Ağlara takılmış yani ölmüş hamsinin sırtı yeşil mavidir; bayatlamaya başlayınca bu renk siyah olmaya başlar. Çünkü balık hassas bir konu; hamsi ise balıklar içinde en hassas, en narin olanlardan biri. Karadeniz'in hırçınlığına nazire yaparcasına tutkuyla o sularda yaşayan hamsi, Karadenizli'nin de hayatının can damarı. Bu bölgede taze olarak tüketildiği gibi tuzlaması, turşusu, salamurası ve ezmesi yapılır. Kültürüyle özdeşleştiği bölgenin sınırlarının dışında da dört gözle beklenen hamsi ilkçağlardan itibaren sofralara konuk olmuş. Bizans mutfağının en çok sevilen soslarından biri olan 'Garum'un ana malzemesi hamsi.
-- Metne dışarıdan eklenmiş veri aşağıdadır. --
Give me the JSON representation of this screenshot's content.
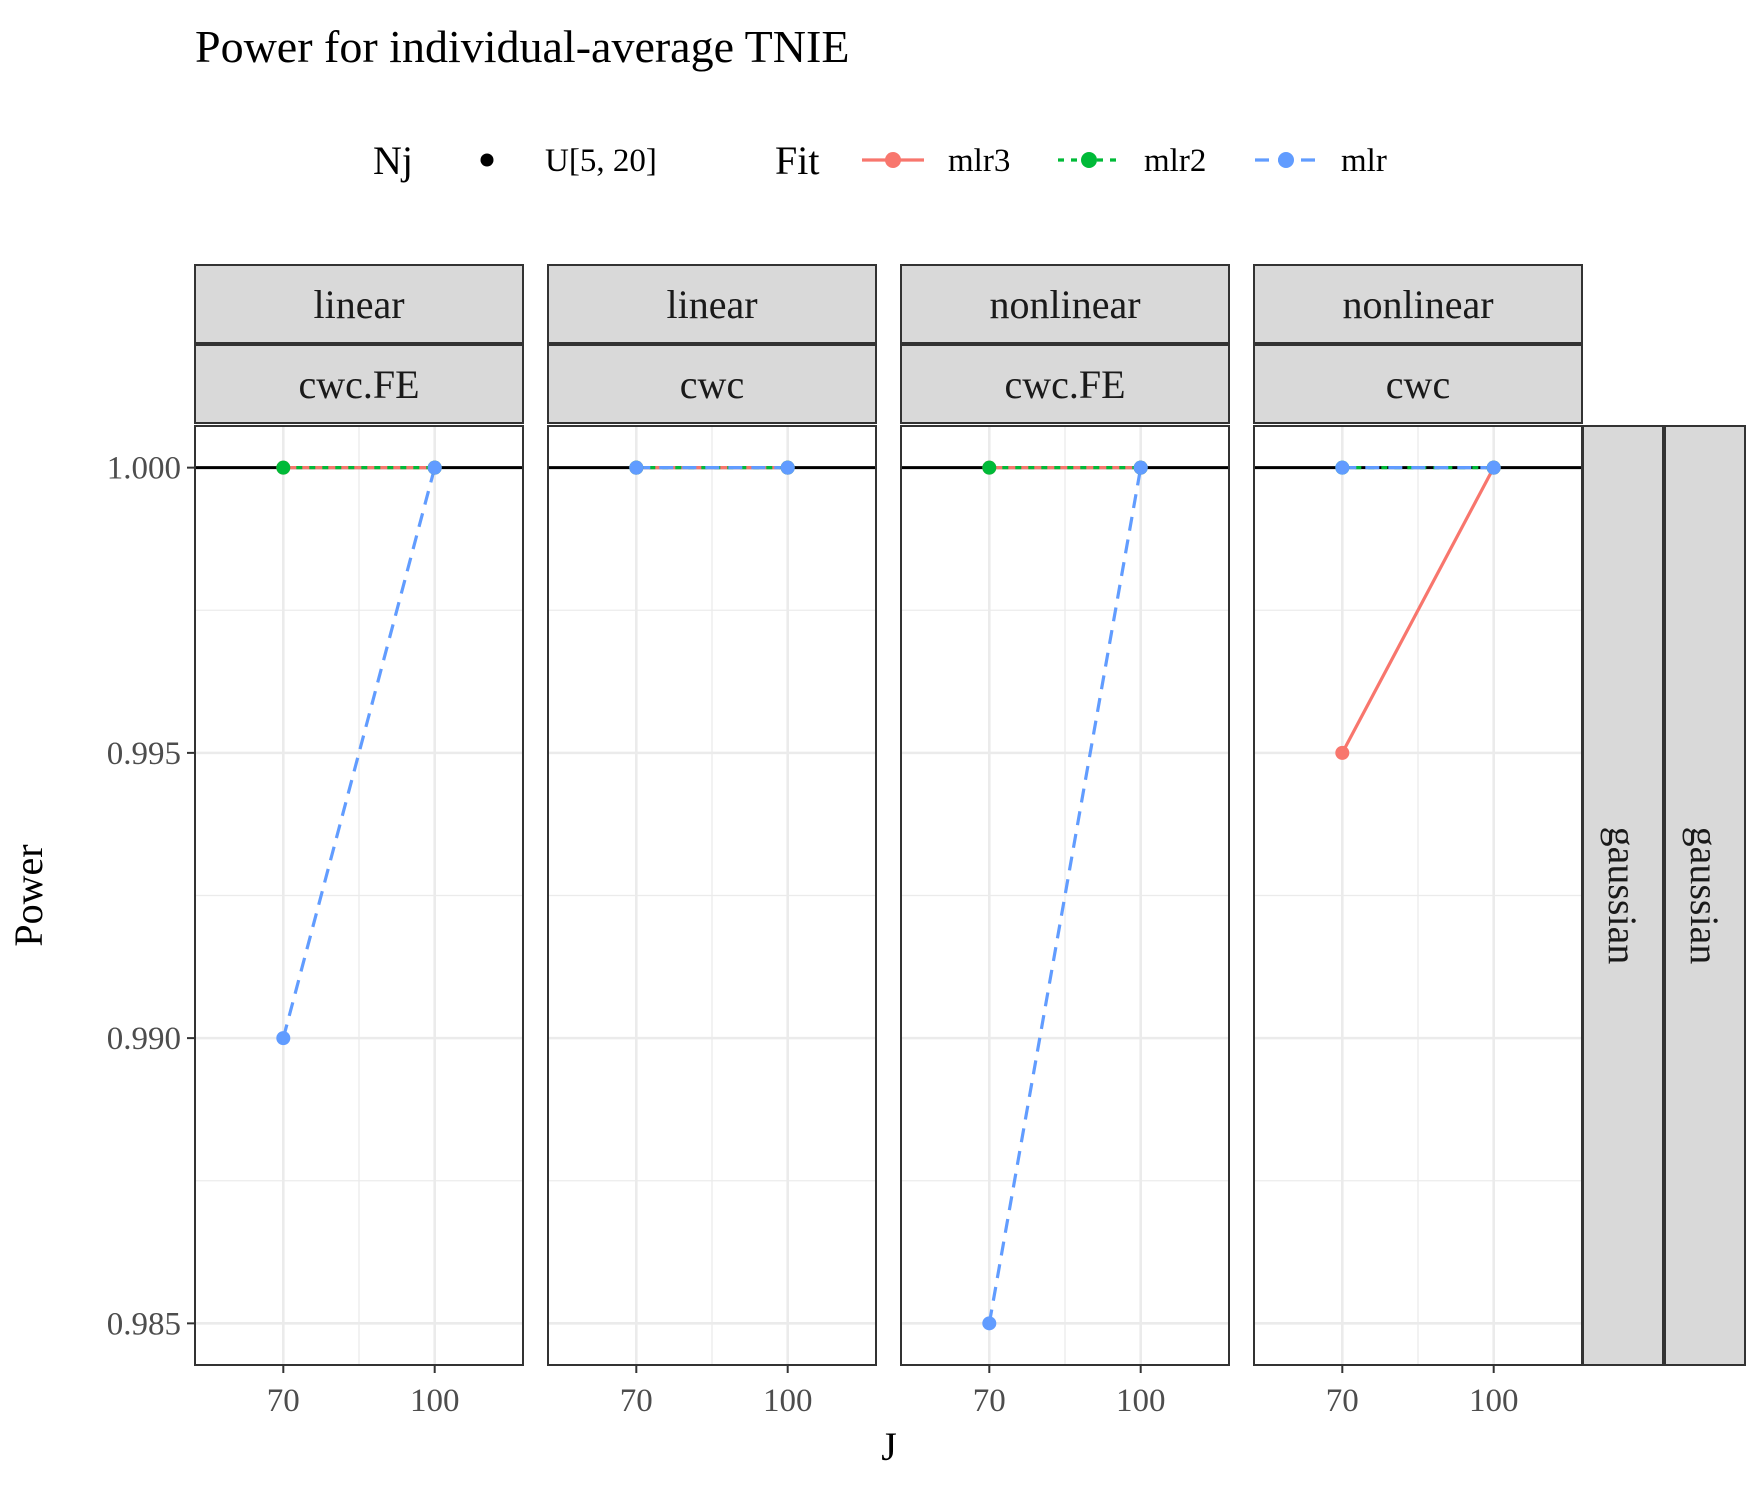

A, B ve D vitaminleri zengin olan hamside bol bol iyot, magnezyum, sodyum, kalsiyum, fosfor ve demir de var. Omega 3 ve Omega 6'yı da işin içine katarsak yemek adeta bir zorunluluk oluyor. Tavası, yahnisi, pilavı, ekmeğiyle ülkenin daha çok kuzeyiyle anılan bu tarifler hamsinin yararları göz önüne alınırsa hemen her yerde yapılmalı. Ama ilk koşul sağlam bir soğuk zincirle dağıtımının en kısa sürede ve doğru bir şekilde yapılabilmesi. Ki, tadını beğenenler yemeklerini hazırlayabilsinler.
Hamsinin av mavsimi ekim sonundan mart ayının sonuna kadardır. Bu dönemde ızgarası ve yemekleri enfes olur. Büyüklüklerine göre ince hamsi, tombul hamsi ve iri hamsi (nam-ı diğer çatalkuyruk) isimlerini alır.